Researchers at Columbia University's School of Engineering and Applied Science have introduced DIVID, a new tool designed to identify AI-generated videos with 93.7% accuracy.
DIVID: New Tool to Detect AI-Generated Videos
The research team led by Computer Science Professor Junfeng Yang developed DIVID, short for DIffusion-generated VIdeo Detector, in response to the increasing sophistication of AI-generated content.
AI-generated videos have become remarkably realistic, challenging both human observers and existing detection systems to discern between real footage and artificially created content.
Unlike earlier AI models like generative adversarial networks (GANs), which were detectable through visible anomalies like pixel irregularities and unnatural movements, newer AI techniques like diffusion models produce videos of such fidelity, and distinguishing them from real footage has become exceptionally difficult, according to the research team.
DIVID builds upon the team's previous work with Raidar, a tool designed to detect AI-generated text by analyzing linguistic patterns rather than delving into the mechanics of AI models like GPT-4 or Gemini.
Raidar's approach measures the number of alterations needed to transform a text, with fewer edits indicating a higher likelihood of machine generation due to AI's propensity to produce coherent text with minimal corrections.
The DIRE Technique
Applying a similar principle, DIVID employs the DIRE (DIffusion Reconstruction Error) technique to scrutinize diffusion-generated videos. This method evaluates the disparity between an input video and its reconstruction using a pre-trained diffusion model, thereby flagging videos likely to have been generated by AI.
DIVID aims to enhance the detection capabilities necessary to combat the proliferation of deceptive visual content by focusing on the inherent differences between AI-generated and real videos.
Yang, co-director of the Software Systems Lab, emphasized the Raidar insight's universal applicability, noting its adaptation from textual to visual mediums. With AI-generated videos becoming increasingly realistic, the team aimed to leverage Raidar's insights to develop a tool capable of accurately detecting AI-generated videos.
The evolution of AI technology, particularly in video synthesis through diffusion models like Sora by OpenAI and Runway Gen-2, underscores the urgency for robust detection mechanisms like DIVID.
These models progressively refine each video frame from random noise, achieving unprecedented realism and challenging conventional detection methodologies reliant on surface-level anomalies.
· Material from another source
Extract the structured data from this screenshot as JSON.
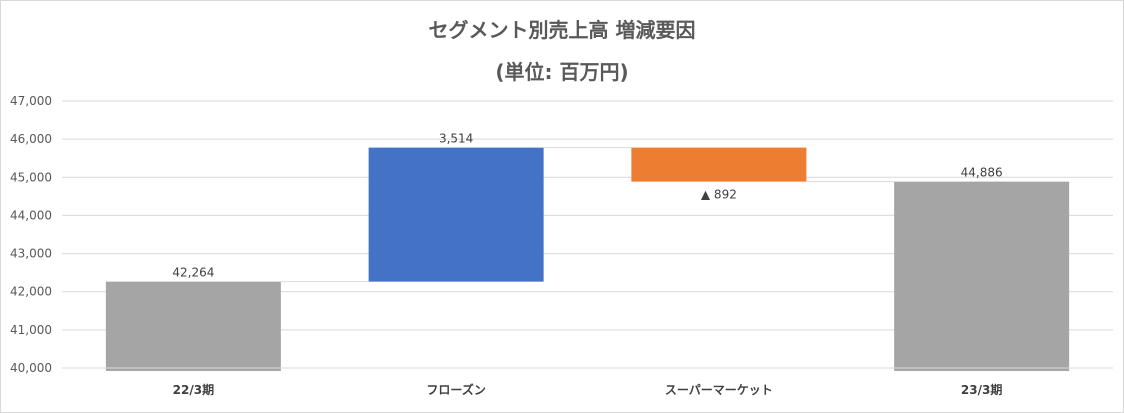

Through DIVID, Columbia's researchers ultimately aim to mitigate the risks posed by AI-generated videos in various contexts, including fraud prevention and maintaining the integrity of digital content.
"The insight in Raidar-that the output from an AI is often considered high-quality by another AI so it will make fewer edits-is really powerful and extends beyond just text," Yang said in a statement.
"Given that AI-generated video is becoming more and more realistic, we wanted to take the Raidar insight and create a tool that can detect AI-generated videos accurately," he added.
The findings of the research team were published in arXiv.